Interesting to me is the slope of the best-fit line in that graph. If a team was projected for +.7 SD, they (on average) ended up at +1, and if they were projected for -.7 SD, they (on average) ended up at -1. This might just be because of the way projections work — they regress to the mean, so the human element pushes them further away — but I think there should be just as much chance that the human element pushes them closer to the mean. That would indicate a potential source of bias, with Fangraphs projecting the bad teams not as bad as they really are and the good teams not as good. Would love to see some more data from past years to get a better sample.

I don’t think there’s nearly enough data points or high enough r value to make too much of the 0.7 slope. It could easily regress to 1.0

Generally, a good metric for the accuracy of a projection is the mean squared difference between the projected and actual results. An optimal projection system that minimizes this amount will tend to have the property you’ve noted: the projected values are in a narrower range than the actual values. This is the same reason fewer individual players are projected to hit above .300 than we actually expect to see.

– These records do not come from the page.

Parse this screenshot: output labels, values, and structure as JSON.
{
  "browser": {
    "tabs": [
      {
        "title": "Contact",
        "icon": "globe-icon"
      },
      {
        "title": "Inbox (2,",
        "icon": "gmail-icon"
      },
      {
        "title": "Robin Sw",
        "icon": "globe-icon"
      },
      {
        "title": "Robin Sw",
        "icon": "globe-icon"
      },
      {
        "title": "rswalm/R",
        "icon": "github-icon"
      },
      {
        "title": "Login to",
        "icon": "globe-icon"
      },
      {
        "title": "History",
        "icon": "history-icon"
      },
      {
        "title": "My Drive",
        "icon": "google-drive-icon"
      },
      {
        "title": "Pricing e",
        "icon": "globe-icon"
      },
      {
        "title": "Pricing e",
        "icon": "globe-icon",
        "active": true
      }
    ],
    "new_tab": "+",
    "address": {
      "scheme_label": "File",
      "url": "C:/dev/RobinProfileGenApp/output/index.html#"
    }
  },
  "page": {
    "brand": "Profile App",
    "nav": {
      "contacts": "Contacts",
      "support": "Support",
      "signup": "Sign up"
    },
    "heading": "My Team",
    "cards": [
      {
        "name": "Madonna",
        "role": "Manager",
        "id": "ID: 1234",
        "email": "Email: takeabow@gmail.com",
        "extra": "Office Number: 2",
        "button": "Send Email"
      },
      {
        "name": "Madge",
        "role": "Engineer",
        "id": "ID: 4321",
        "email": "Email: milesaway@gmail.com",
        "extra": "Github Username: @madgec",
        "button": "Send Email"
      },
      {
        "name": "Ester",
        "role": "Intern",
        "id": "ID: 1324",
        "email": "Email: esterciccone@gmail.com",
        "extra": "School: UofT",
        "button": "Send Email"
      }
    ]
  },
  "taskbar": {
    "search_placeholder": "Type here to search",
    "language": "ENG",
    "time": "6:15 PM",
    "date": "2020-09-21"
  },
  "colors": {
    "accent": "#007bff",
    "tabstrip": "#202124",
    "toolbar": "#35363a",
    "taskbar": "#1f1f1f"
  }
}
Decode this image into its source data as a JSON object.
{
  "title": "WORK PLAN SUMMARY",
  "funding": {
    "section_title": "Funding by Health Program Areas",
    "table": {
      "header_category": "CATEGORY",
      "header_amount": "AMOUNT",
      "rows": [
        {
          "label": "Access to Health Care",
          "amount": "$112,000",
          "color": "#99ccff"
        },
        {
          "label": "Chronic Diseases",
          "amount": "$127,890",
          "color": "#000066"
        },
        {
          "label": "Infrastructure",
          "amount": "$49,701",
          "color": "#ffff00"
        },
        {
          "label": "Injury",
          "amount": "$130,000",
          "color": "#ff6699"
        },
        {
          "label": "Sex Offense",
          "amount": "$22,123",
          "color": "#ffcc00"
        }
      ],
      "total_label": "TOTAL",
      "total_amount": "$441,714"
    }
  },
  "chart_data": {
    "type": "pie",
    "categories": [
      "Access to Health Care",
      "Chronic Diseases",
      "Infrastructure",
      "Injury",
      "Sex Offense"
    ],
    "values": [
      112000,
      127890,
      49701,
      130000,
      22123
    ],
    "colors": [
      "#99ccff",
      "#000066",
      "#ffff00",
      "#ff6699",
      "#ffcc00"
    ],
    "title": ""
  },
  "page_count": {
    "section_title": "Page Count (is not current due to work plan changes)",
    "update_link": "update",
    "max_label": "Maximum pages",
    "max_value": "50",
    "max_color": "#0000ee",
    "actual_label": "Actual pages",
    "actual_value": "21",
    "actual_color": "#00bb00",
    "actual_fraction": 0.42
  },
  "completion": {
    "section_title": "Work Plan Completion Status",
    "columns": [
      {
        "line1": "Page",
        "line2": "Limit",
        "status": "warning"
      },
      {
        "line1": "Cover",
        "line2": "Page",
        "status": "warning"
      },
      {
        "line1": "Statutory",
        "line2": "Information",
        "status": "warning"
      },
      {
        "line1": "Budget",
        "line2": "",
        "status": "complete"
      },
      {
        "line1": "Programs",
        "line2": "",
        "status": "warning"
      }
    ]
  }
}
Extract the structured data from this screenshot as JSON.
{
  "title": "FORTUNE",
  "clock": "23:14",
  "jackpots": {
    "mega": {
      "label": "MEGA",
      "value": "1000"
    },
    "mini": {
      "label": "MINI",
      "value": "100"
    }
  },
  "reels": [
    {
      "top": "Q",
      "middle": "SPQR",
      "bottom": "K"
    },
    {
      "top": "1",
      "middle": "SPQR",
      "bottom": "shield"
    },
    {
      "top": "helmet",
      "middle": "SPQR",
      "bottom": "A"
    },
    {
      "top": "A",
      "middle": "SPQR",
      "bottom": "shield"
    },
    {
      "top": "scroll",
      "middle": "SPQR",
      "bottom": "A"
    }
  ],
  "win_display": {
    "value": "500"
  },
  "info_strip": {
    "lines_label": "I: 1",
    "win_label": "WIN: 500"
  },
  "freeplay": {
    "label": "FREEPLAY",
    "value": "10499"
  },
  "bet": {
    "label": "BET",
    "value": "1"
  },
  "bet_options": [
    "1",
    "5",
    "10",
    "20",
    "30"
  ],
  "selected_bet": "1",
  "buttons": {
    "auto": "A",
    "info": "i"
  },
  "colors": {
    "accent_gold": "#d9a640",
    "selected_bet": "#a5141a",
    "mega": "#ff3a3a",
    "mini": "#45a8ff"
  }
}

If you were to scale the projections up to match the expected distribution of actual results, you’d actually introduce more error.

Another way to say this is that we can’t project the noise part of what actually happens during a season, only the signal part. So projections have a variance that is related just to the signal part, whereas actual results have both variance from the signal AND from the noise. So the range of actual results is wider than the projected component.

That is an excellent explanation, and matches my intuitive expectations. You can expect some batter to hit .375 this season, but not one of your individual projections will have someone hitting .375. Thanks!

So if you used monte carlo projections across the player population and their range of potential outcomes instead of projecting based on the mean player outcome the error rate on the monte carlo projections would roll up into more variation than the actual — we know some players are going to have outlier seasons but trying to project which ones is more likely to mess up the overall projection on a team level than to capture human variation?

Since it’s standard deviation the difference from mean are normalized. You can’t reasonably expect 1.0 slope for best fit unless your projection is nearly dead on correct.

You certainly can’t expect the slope to be more than 1.0.

Actual records are always going to be slightly more disparate than projected records because of in-season transactions. Good teams become buyers at the trade deadline and get better. Bad teams become sellers at the trade deadline and get worse. Projections can’t anticipate those trades, but we know they’re going to happen.

Slight addendum: Right, this analysis is based on WAR, not record. My bad. The same logic still holds, just replace ‘actual record’ and ‘projected record’ with ‘actual WAR’ and ‘projected WAR.’

Catoblepas, I think the relationship is actually opposite of what you indicated. The projections are the x-axis, and the actual are the y-axis. Just look at the Red Sox point (projected at +0.5, actual was +2.0). So the linear regression suggests that the Fangraphs projections were farther from the mean than the actual results, in this case.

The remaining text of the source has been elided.